Le lundi 28, à onze heures, Farragut fit savoir que si les hommes qu’il allait envoyer à terre pour prendre possession des bâtiments fédéraux étaient insultés et si le pavillon de Louisiane ne disparaissait pas de l’hôtel de ville, il prendrait les mesures les plus rigoureuses. Dans le même temps, ayant convié à bord de son bateau les neuf consuls étrangers en résidence à La Nouvelle-Orléans, il les avait informés qu’il pourrait être amené à bombarder la ville. Apprenant par les diplomates cette peu réjouissante nouvelle, le maire aurait bien voulu que les étrangers prissent la responsabilité de faire abaisser les drapeaux de la ville. Ils s’y refusèrent et, pour rassurer les Français, un aviso de la Marine impériale, le Milan, sous les ordres du commandant Cloué, vint, pavillon haut, mouiller en face du quai Saint-Pierre.

Vingt-quatre heures plus tard, deux cents marins de l’Union débarquaient avec deux canons, précédant le commodore Farragut qui fit amener, sans incident, tous les drapeaux confédérés. Le 1er mai, les troupes de Butler se répandaient dans la ville sous le regard méprisant des femmes. La défaite paraissait consommée. L’orgueilleuse cité se voyait soumise à la loi du Nord.

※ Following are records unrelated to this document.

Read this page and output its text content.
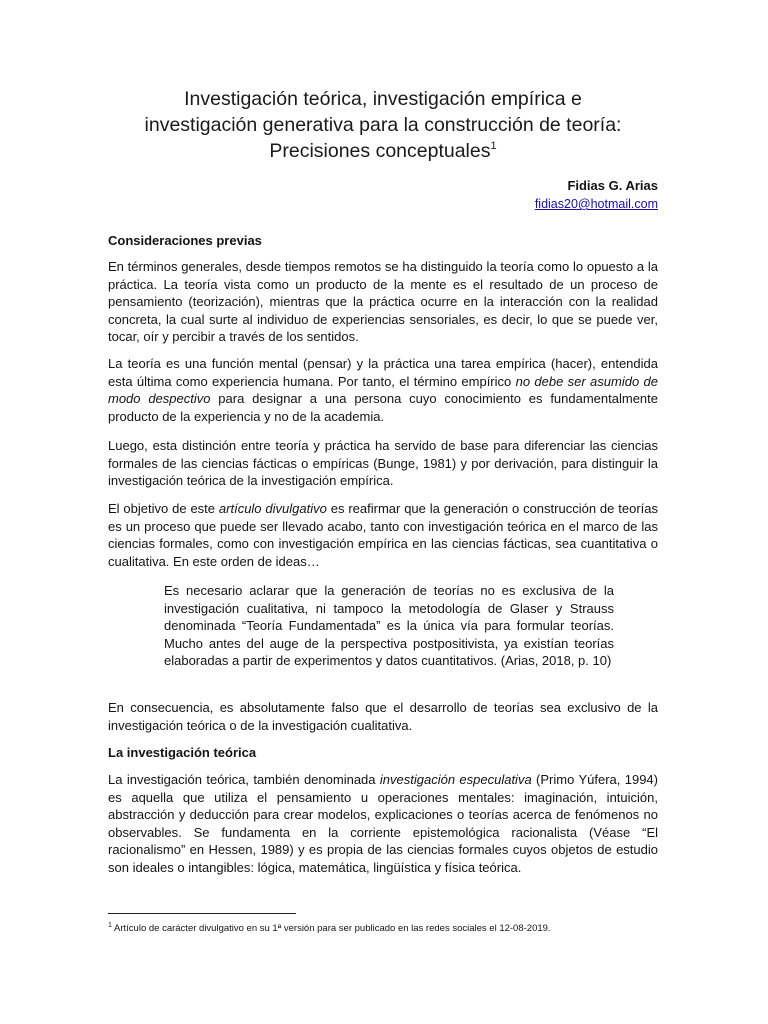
Investigación teórica, investigación empírica e
investigación generativa para la construcción de teoría:
Precisiones conceptuales$^1$
Fidias G. Arias
fidias20@hotmail.com
Consideraciones previas

En términos generales, desde tiempos remotos se ha distinguido la teoría como lo opuesto a la práctica. La teoría vista como un producto de la mente es el resultado de un proceso de pensamiento (teorización), mientras que la práctica ocurre en la interacción con la realidad concreta, la cual surte al individuo de experiencias sensoriales, es decir, lo que se puede ver, tocar, oír y percibir a través de los sentidos.

La teoría es una función mental (pensar) y la práctica una tarea empírica (hacer), entendida esta última como experiencia humana. Por tanto, el término empírico no debe ser asumido de modo despectivo para designar a una persona cuyo conocimiento es fundamentalmente producto de la experiencia y no de la academia.

Luego, esta distinción entre teoría y práctica ha servido de base para diferenciar las ciencias formales de las ciencias fácticas o empíricas (Bunge, 1981) y por derivación, para distinguir la investigación teórica de la investigación empírica.

El objetivo de este artículo divulgativo es reafirmar que la generación o construcción de teorías es un proceso que puede ser llevado acabo, tanto con investigación teórica en el marco de las ciencias formales, como con investigación empírica en las ciencias fácticas, sea cuantitativa o cualitativa. En este orden de ideas…

Es necesario aclarar que la generación de teorías no es exclusiva de la investigación cualitativa, ni tampoco la metodología de Glaser y Strauss denominada “Teoría Fundamentada” es la única vía para formular teorías. Mucho antes del auge de la perspectiva postpositivista, ya existían teorías elaboradas a partir de experimentos y datos cuantitativos. (Arias, 2018, p. 10)

En consecuencia, es absolutamente falso que el desarrollo de teorías sea exclusivo de la investigación teórica o de la investigación cualitativa.

La investigación teórica

La investigación teórica, también denominada investigación especulativa (Primo Yúfera, 1994) es aquella que utiliza el pensamiento u operaciones mentales: imaginación, intuición, abstracción y deducción para crear modelos, explicaciones o teorías acerca de fenómenos no observables. Se fundamenta en la corriente epistemológica racionalista (Véase “El racionalismo” en Hessen, 1989) y es propia de las ciencias formales cuyos objetos de estudio son ideales o intangibles: lógica, matemática, lingüística y física teórica.

$^1$ Artículo de carácter divulgativo en su 1ª versión para ser publicado en las redes sociales el 12-08-2019.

Tous les détails de cette « annexion » de La Nouvelle-Orléans par les forces fédérales furent rapportés à Bagatelle par les frères Mertaux. Fuyant la cité où depuis si longtemps leur étude était dépositaire de quantité de petits secrets domestiques, ils rejoignaient une plantation qu’ils possédaient à Morganza, au nord de Pointe-Coupee. La mine déconfite, les jumeaux osaient dire que, La Nouvelle-Orléans tombée, il n’y avait plus de victoire possible pour les Confédérés, maintenant privés du débouché du Mississippi.

« Vous ne connaissez pas cet affreux Butler, disait l’un.

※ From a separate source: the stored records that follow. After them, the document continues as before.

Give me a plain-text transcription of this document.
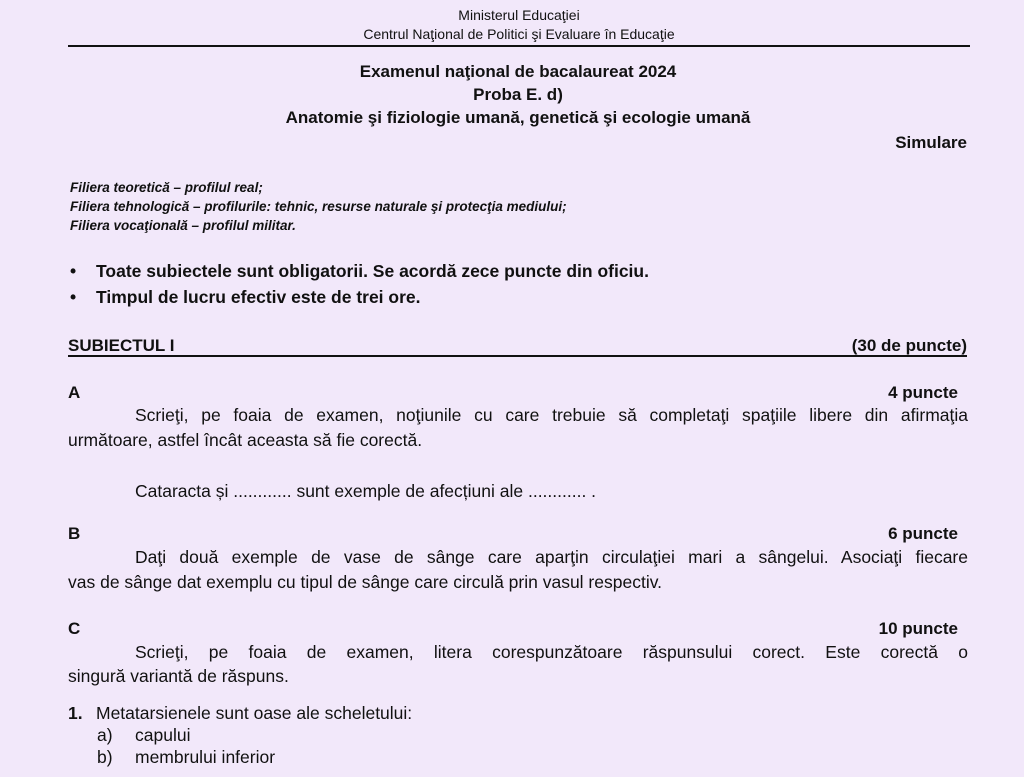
Ministerul Educaţiei
Centrul Naţional de Politici şi Evaluare în Educaţie
Examenul naţional de bacalaureat 2024
Proba E. d)
Anatomie şi fiziologie umană, genetică şi ecologie umană
Simulare
Filiera teoretică – profilul real;
Filiera tehnologică – profilurile: tehnic, resurse naturale şi protecţia mediului;
Filiera vocaţională – profilul militar.
• Toate subiectele sunt obligatorii. Se acordă zece puncte din oficiu.
• Timpul de lucru efectiv este de trei ore.
SUBIECTUL I	(30 de puncte)
A	4 puncte
Scrieţi, pe foaia de examen, noţiunile cu care trebuie să completaţi spaţiile libere din afirmaţia
următoare, astfel încât aceasta să fie corectă.
Cataracta și ............ sunt exemple de afecțiuni ale ............ .
B	6 puncte
Daţi două exemple de vase de sânge care aparţin circulaţiei mari a sângelui. Asociaţi fiecare
vas de sânge dat exemplu cu tipul de sânge care circulă prin vasul respectiv.
C	10 puncte
Scrieţi, pe foaia de examen, litera corespunzătoare răspunsului corect. Este corectă o
singură variantă de răspuns.
1. Metatarsienele sunt oase ale scheletului:
a) capului
b) membrului inferior
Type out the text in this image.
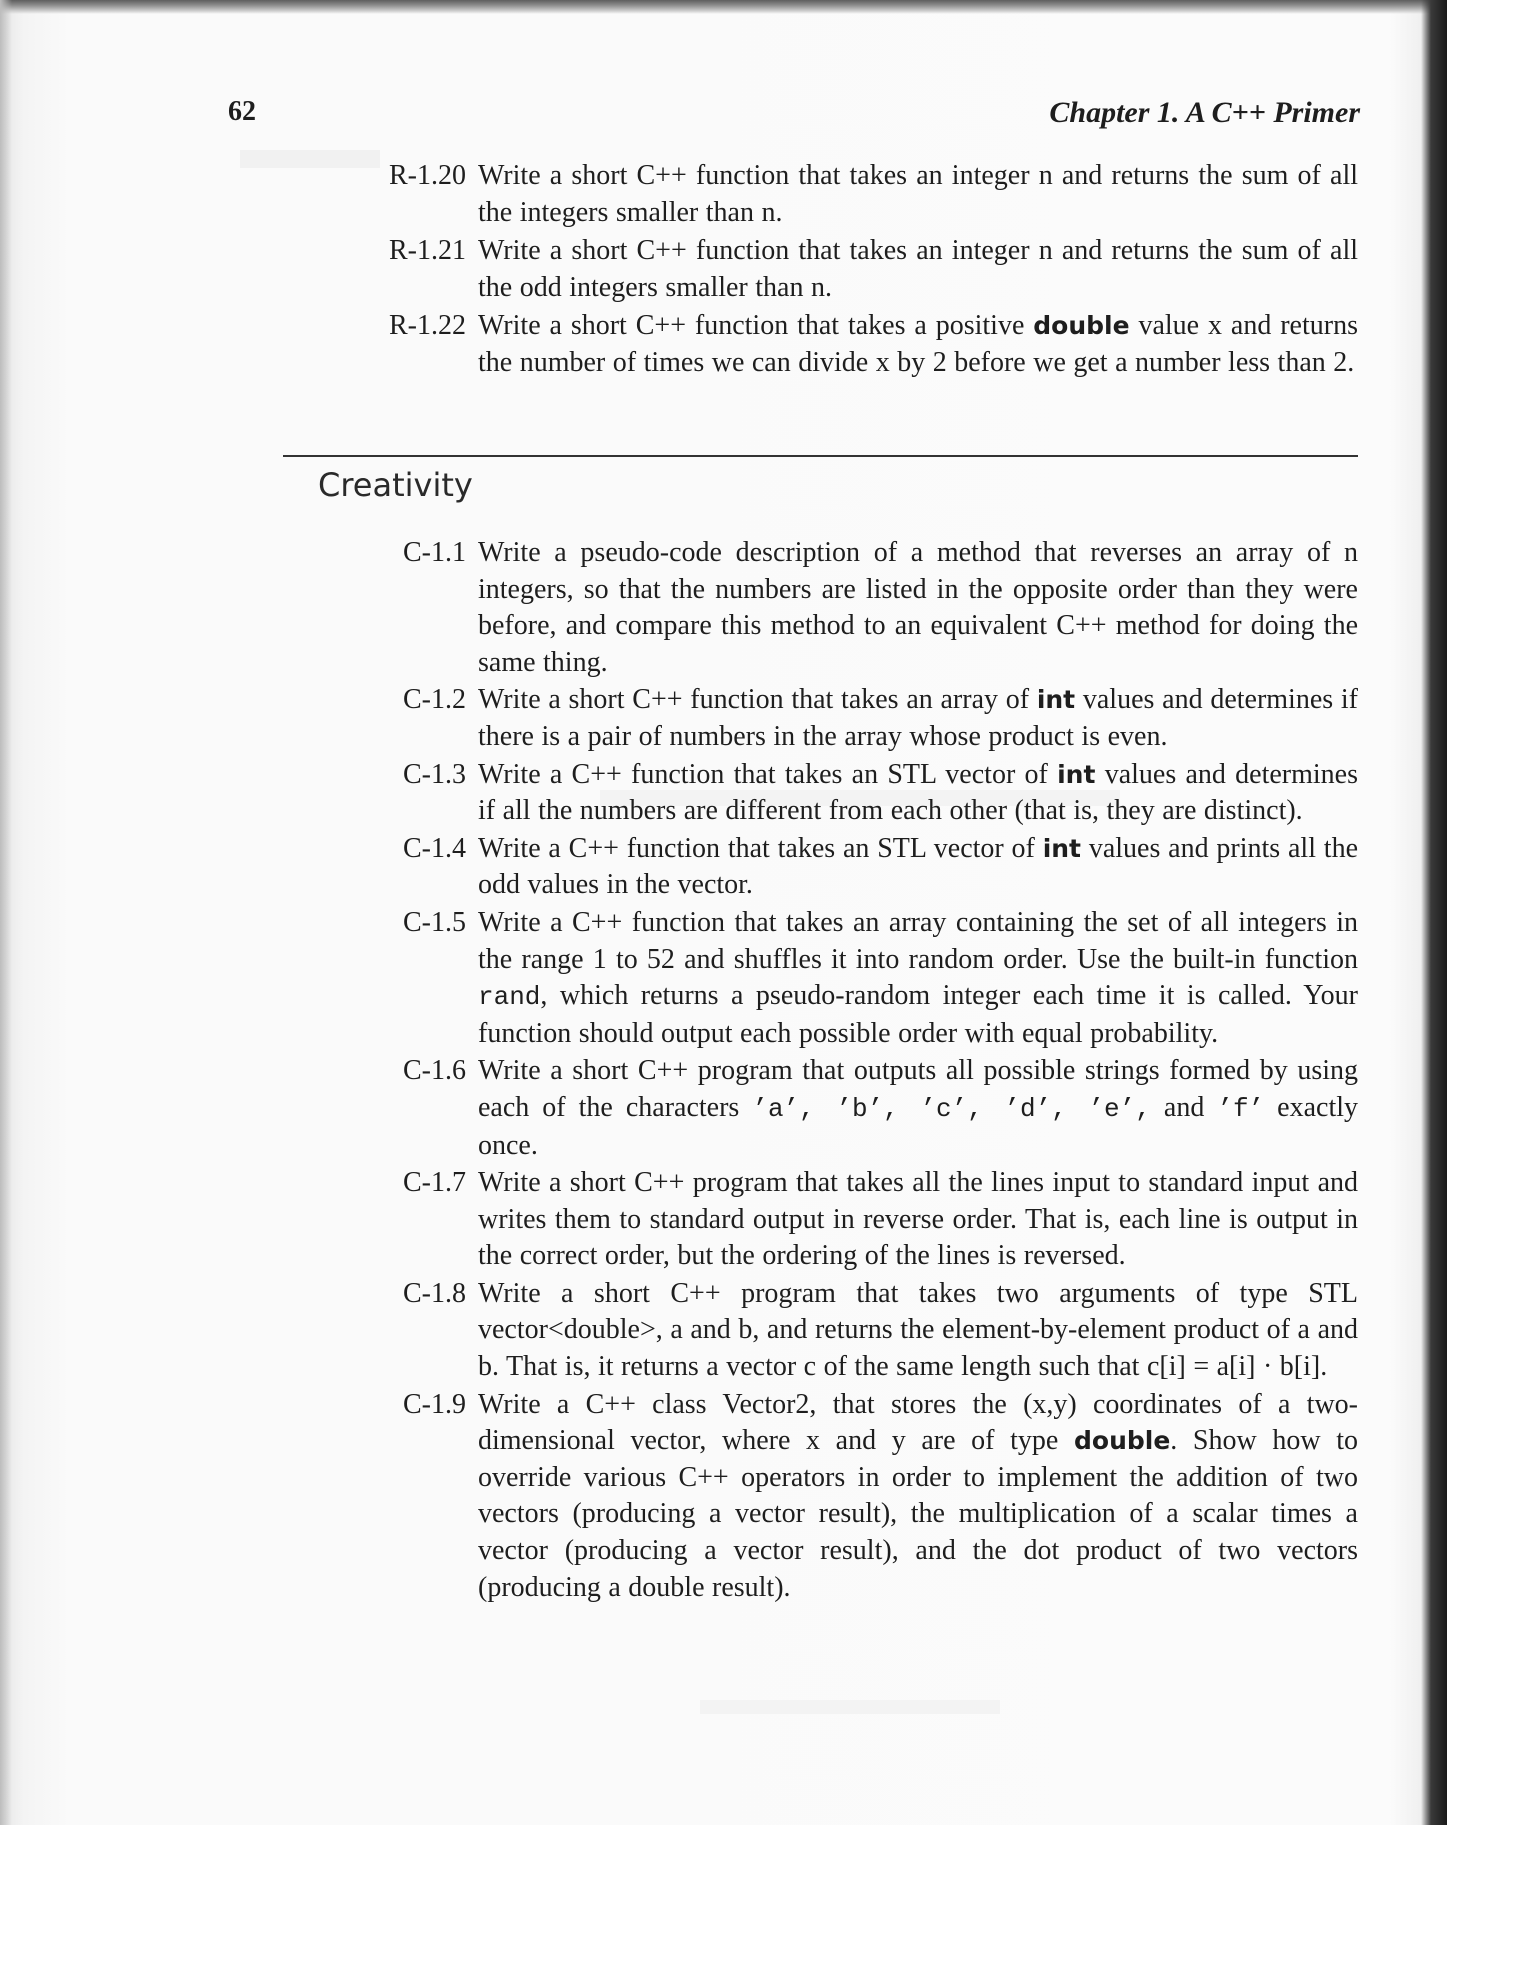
62	Chapter 1. A C++ Primer

R-1.20 Write a short C++ function that takes an integer n and returns the sum of all the integers smaller than n.
R-1.21 Write a short C++ function that takes an integer n and returns the sum of all the odd integers smaller than n.
R-1.22 Write a short C++ function that takes a positive double value x and returns the number of times we can divide x by 2 before we get a number less than 2.
Creativity
C-1.1 Write a pseudo-code description of a method that reverses an array of n integers, so that the numbers are listed in the opposite order than they were before, and compare this method to an equivalent C++ method for doing the same thing.
C-1.2 Write a short C++ function that takes an array of int values and determines if there is a pair of numbers in the array whose product is even.
C-1.3 Write a C++ function that takes an STL vector of int values and determines if all the numbers are different from each other (that is, they are distinct).
C-1.4 Write a C++ function that takes an STL vector of int values and prints all the odd values in the vector.
C-1.5 Write a C++ function that takes an array containing the set of all integers in the range 1 to 52 and shuffles it into random order. Use the built-in function rand, which returns a pseudo-random integer each time it is called. Your function should output each possible order with equal probability.
C-1.6 Write a short C++ program that outputs all possible strings formed by using each of the characters ’a’, ’b’, ’c’, ’d’, ’e’, and ’f’ exactly once.
C-1.7 Write a short C++ program that takes all the lines input to standard input and writes them to standard output in reverse order. That is, each line is output in the correct order, but the ordering of the lines is reversed.
C-1.8 Write a short C++ program that takes two arguments of type STL vector<double>, a and b, and returns the element-by-element product of a and b. That is, it returns a vector c of the same length such that c[i] = a[i] · b[i].
C-1.9 Write a C++ class Vector2, that stores the (x,y) coordinates of a two-dimensional vector, where x and y are of type double. Show how to override various C++ operators in order to implement the addition of two vectors (producing a vector result), the multiplication of a scalar times a vector (producing a vector result), and the dot product of two vectors (producing a double result).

— … un grossier personnage plein de suffisance…

— … et capable de pendre les gens pour un oui ou un non…

— … énorme, jouisseur, couvert de médailles comme un pacha… »

Le portrait que les deux avocats traçaient du gouverneur militaire de La Nouvelle-Orléans était assez juste. Court et trapu, la tête couverte de longs cheveux blonds en désordre, la moustache molle, le regard incertain et le ton dogmatique, Benjamin F. Butler se prenait déjà pour le proconsul du Sud reconquis. À La Nouvelle-Orléans, on l’appelait « la Bête du Mississippi ».

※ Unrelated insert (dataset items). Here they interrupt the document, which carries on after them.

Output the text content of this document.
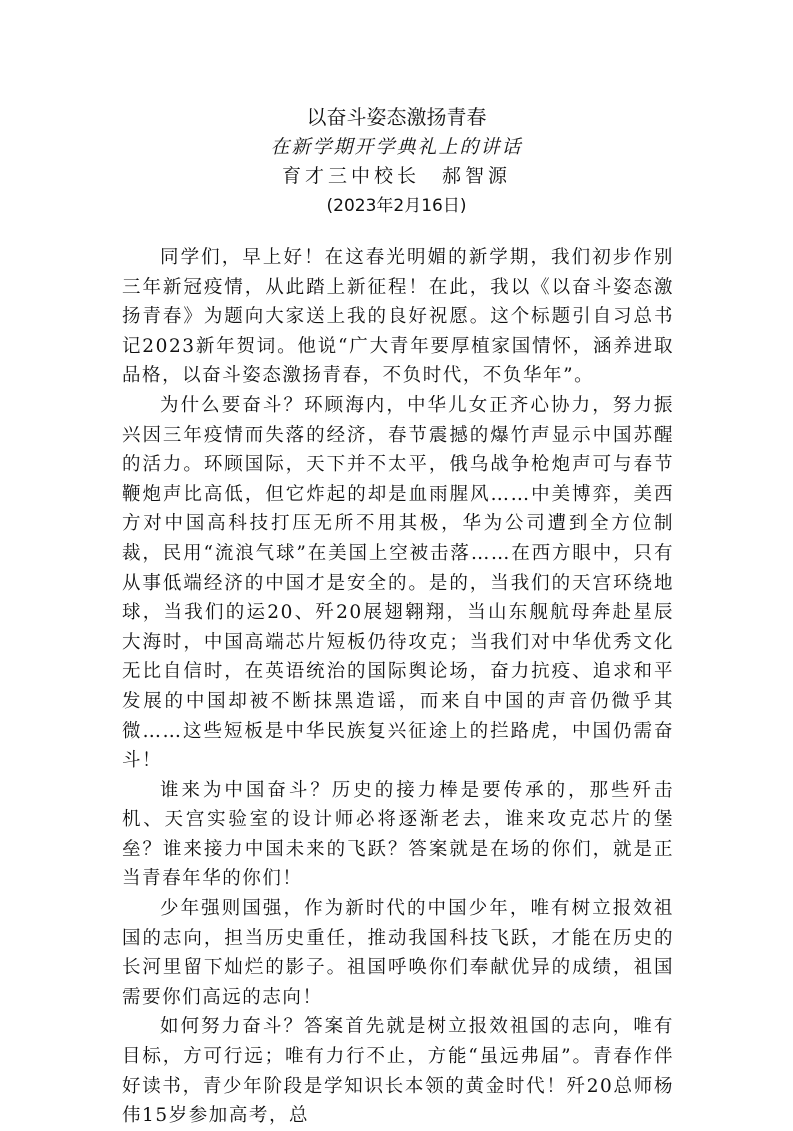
以奋斗姿态激扬青春
在新学期开学典礼上的讲话
育才三中校长 郝智源
(2023年2月16日)

同学们，早上好！在这春光明媚的新学期，我们初步作别三年新冠疫情，从此踏上新征程！在此，我以《以奋斗姿态激扬青春》为题向大家送上我的良好祝愿。这个标题引自习总书记2023新年贺词。他说“广大青年要厚植家国情怀，涵养进取品格，以奋斗姿态激扬青春，不负时代，不负华年”。

为什么要奋斗？环顾海内，中华儿女正齐心协力，努力振兴因三年疫情而失落的经济，春节震撼的爆竹声显示中国苏醒的活力。环顾国际，天下并不太平，俄乌战争枪炮声可与春节鞭炮声比高低，但它炸起的却是血雨腥风……中美博弈，美西方对中国高科技打压无所不用其极，华为公司遭到全方位制裁，民用“流浪气球”在美国上空被击落……在西方眼中，只有从事低端经济的中国才是安全的。是的，当我们的天宫环绕地球，当我们的运20、歼20展翅翱翔，当山东舰航母奔赴星辰大海时，中国高端芯片短板仍待攻克；当我们对中华优秀文化无比自信时，在英语统治的国际舆论场，奋力抗疫、追求和平发展的中国却被不断抹黑造谣，而来自中国的声音仍微乎其微……这些短板是中华民族复兴征途上的拦路虎，中国仍需奋斗！

谁来为中国奋斗？历史的接力棒是要传承的，那些歼击机、天宫实验室的设计师必将逐渐老去，谁来攻克芯片的堡垒？谁来接力中国未来的飞跃？答案就是在场的你们，就是正当青春年华的你们！

少年强则国强，作为新时代的中国少年，唯有树立报效祖国的志向，担当历史重任，推动我国科技飞跃，才能在历史的长河里留下灿烂的影子。祖国呼唤你们奉献优异的成绩，祖国需要你们高远的志向！

如何努力奋斗？答案首先就是树立报效祖国的志向，唯有目标，方可行远；唯有力行不止，方能“虽远弗届”。青春作伴好读书，青少年阶段是学知识长本领的黄金时代！歼20总师杨伟15岁参加高考，总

Dès son arrivée, il avait rédigé une proclamation que les journaux s’étaient refusés à reproduire. Pour arriver à ses fins, il s’était aussitôt emparé de l’imprimerie du journal True Delta et avait annoncé des restrictions quant à la liberté de la presse. Les Orléanais, qui se souvenaient que Butler avait prôné, lors de la Convention de Baltimore, la candidature de l’esclavagiste Breckenridge, s’étonnaient de retrouver le général fervent abolitionniste et affirmant son intention d’assainir les mœurs d’une cité qu’il n’hésitait pas à comparer à Sodome et Gomorrhe !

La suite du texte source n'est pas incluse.